3 Things to Consider Before Getting a Two-Wheeler Loan in India

Indians and their love for motorcycles is no news.

However, gone are the days when one could buy a bike they like with cash. Motorcycle manufacturers have been increasing the prices of their respective line-ups every month. This led to the current situation where even an entry-level motorcycle costs more than INR 80, 000. 

The price hikes also allowed loans for a two-wheeler to become a mainstream financial product from a niche financial product.

However, when one is applying for a motorcycle loan, one should keep the following things in mind.

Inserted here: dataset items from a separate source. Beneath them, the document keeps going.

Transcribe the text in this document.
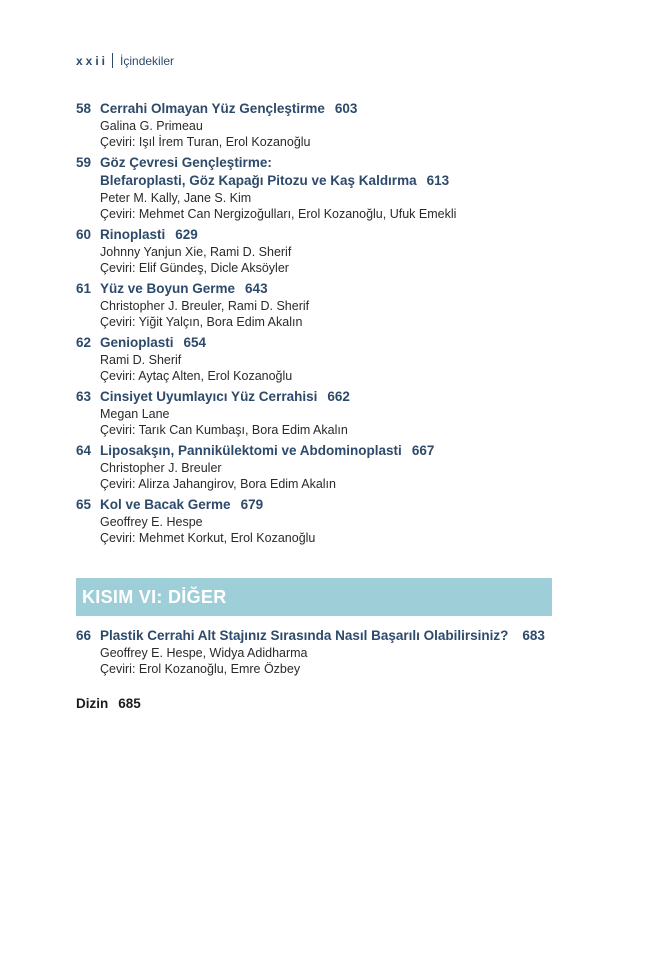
xxii İçindekiler
58 Cerrahi Olmayan Yüz Gençleştirme 603
Galina G. Primeau
Çeviri: Işıl İrem Turan, Erol Kozanoğlu
59 Göz Çevresi Gençleştirme:
Blefaroplasti, Göz Kapağı Pitozu ve Kaş Kaldırma 613
Peter M. Kally, Jane S. Kim
Çeviri: Mehmet Can Nergizoğulları, Erol Kozanoğlu, Ufuk Emekli
60 Rinoplasti 629
Johnny Yanjun Xie, Rami D. Sherif
Çeviri: Elif Gündeş, Dicle Aksöyler
61 Yüz ve Boyun Germe 643
Christopher J. Breuler, Rami D. Sherif
Çeviri: Yiğit Yalçın, Bora Edim Akalın
62 Genioplasti 654
Rami D. Sherif
Çeviri: Aytaç Alten, Erol Kozanoğlu
63 Cinsiyet Uyumlayıcı Yüz Cerrahisi 662
Megan Lane
Çeviri: Tarık Can Kumbaşı, Bora Edim Akalın
64 Liposakşın, Pannikülektomi ve Abdominoplasti 667
Christopher J. Breuler
Çeviri: Alirza Jahangirov, Bora Edim Akalın
65 Kol ve Bacak Germe 679
Geoffrey E. Hespe
Çeviri: Mehmet Korkut, Erol Kozanoğlu
KISIM VI: DİĞER
66 Plastik Cerrahi Alt Stajınız Sırasında Nasıl Başarılı Olabilirsiniz? 683
Geoffrey E. Hespe, Widya Adidharma
Çeviri: Erol Kozanoğlu, Emre Özbey
Dizin 685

It is best to stay away from 0 downpayment loans

0 downpayment loans allow buyers to take the bike they want home without paying a penny as a downpayment. The entire MSRP of the motorcycle will be borne by the lender. The downside of a 0 downpayment loan is that borrowers would have to bear steep interest rates on the borrowed sum. Furthermore, the EMIs for a 0 downpayment loan scheme will be steep as well.

It is best to borrow a small sum

Financial advisors often advise buyers to borrow not more than 20% from a lender while applying for a bike loan. The reason is simple. A small debt is within the borrower’s control. When a debt is small, the borrower is also able to keep their financial history as well as credit score red-flag free.

It is best to borrow when one’s credit score is high

Borrowers should apply for a loan for long-ride bikes when their credit score is above 750. A high credit score will allow a borrower to enjoy reasonable interest rates. Furthermore, the loan would also entail favourable clauses such as affordable EMIs.